Several interesting conclusions can be drawn from this work. Most importantly, we have presented evidence that the accurate classification of toxic chemicals according to their transcript expression profiles is possible. This opens the door to a new era of toxicological testing where relatively short and inexpensive studies using transcript expression as an endpoint allow the prioritization of untested chemicals based upon their classification. This would mean significant savings in both animal usage and financial resources and would reduce the disparity between the number of tested and untested chemicals in commerce today. However, this study is just the first step toward this goal. The toxicological categories selected in our study primarily reflect the model compounds that toxicologists have studied extensively over the last decade and represent only a small percentage of the 70,000 chemicals in commerce today.

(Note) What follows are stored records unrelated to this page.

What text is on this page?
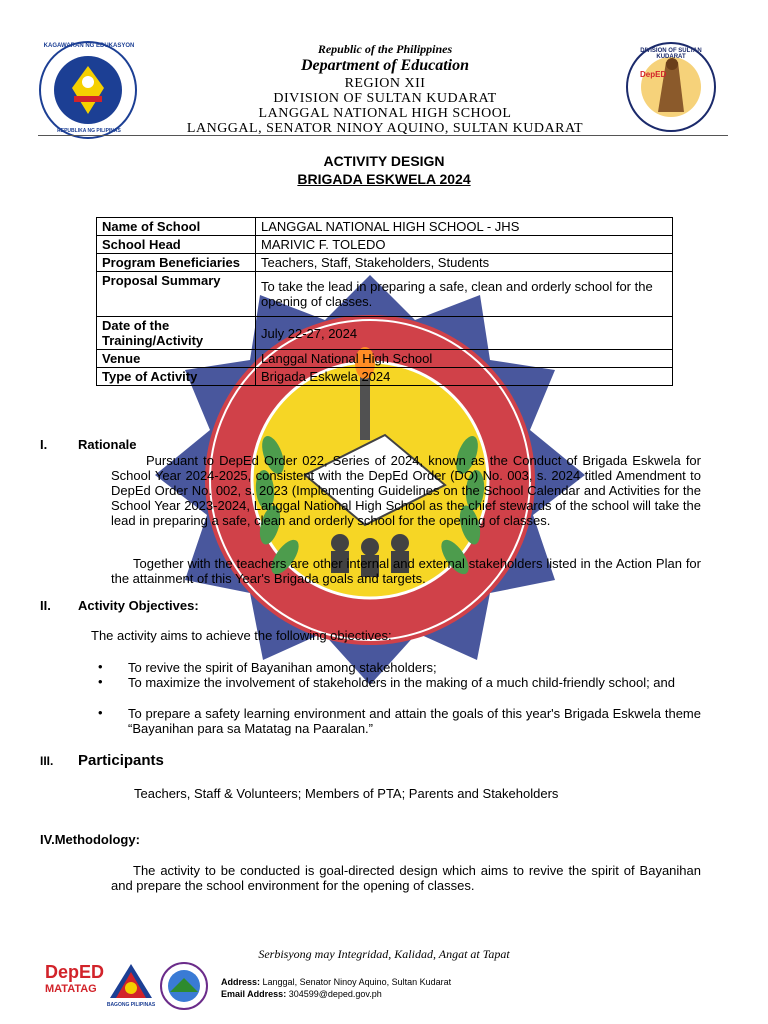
KAGAWARAN NG EDUKASYON
REPUBLIKA NG PILIPINAS
DIVISION OF SULTAN KUDARAT
DepED
Republic of the Philippines
Department of Education
REGION XII
DIVISION OF SULTAN KUDARAT
LANGGAL NATIONAL HIGH SCHOOL
LANGGAL, SENATOR NINOY AQUINO, SULTAN KUDARAT
ACTIVITY DESIGN
BRIGADA ESKWELA 2024
Name of School	LANGGAL NATIONAL HIGH SCHOOL - JHS
School Head	MARIVIC F. TOLEDO
Program Beneficiaries	Teachers, Staff, Stakeholders, Students
Proposal Summary	To take the lead in preparing a safe, clean and orderly school for the opening of classes.
Date of the Training/Activity	July 22-27, 2024
Venue	Langgal National High School
Type of Activity	Brigada Eskwela 2024
I. Rationale
Pursuant to DepEd Order 022, Series of 2024, known as the Conduct of Brigada Eskwela for School Year 2024-2025, consistent with the DepEd Order (DO) No. 003, s. 2024 titled Amendment to DepEd Order No. 002, s. 2023 (Implementing Guidelines on the School Calendar and Activities for the School Year 2023-2024, Langgal National High School as the chief stewards of the school will take the lead in preparing a safe, clean and orderly school for the opening of classes.
Together with the teachers are other internal and external stakeholders listed in the Action Plan for the attainment of this Year's Brigada goals and targets.
II. Activity Objectives:
The activity aims to achieve the following objectives:
• To revive the spirit of Bayanihan among stakeholders;
• To maximize the involvement of stakeholders in the making of a much child-friendly school; and
• To prepare a safety learning environment and attain the goals of this year's Brigada Eskwela theme “Bayanihan para sa Matatag na Paaralan.”
III. Participants
Teachers, Staff & Volunteers; Members of PTA; Parents and Stakeholders
IV.Methodology:
The activity to be conducted is goal-directed design which aims to revive the spirit of Bayanihan and prepare the school environment for the opening of classes.
Serbisyong may Integridad, Kalidad, Angat at Tapat
DepED
MATATAG
BAGONG PILIPINAS
Address: Langgal, Senator Ninoy Aquino, Sultan Kudarat
Email Address: 304599@deped.gov.ph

Obviously, as the public gene expression database grows, more toxicological categories can be added to the model and the more predictive our model and those like it will become. Another conclusion from this work is that large arrays with thousands of transcripts are unnecessary to make these classifications. Although the large arrays are necessary to initially identify the diagnostic gene set, once these `diagnostic' sets of indicator transcripts are identified, simple measurements of only one or two dozen transcripts may allow the average investigator the ability to make judgments as to the relative toxicity of a particular chemical. Finally, we have purposely chosen to use a robust set of statistical methods and conservative assumptions to develop this predictive set. The discrete nature of the approach does not require an accurate measurement of transcriptional changes beyond the assessment of only significant up- or down-regulation. This should make subsequent evaluations more resistant to inter- and intralaboratory variability such as that observed when switching arrays or performing hybridizations in multiple laboratories.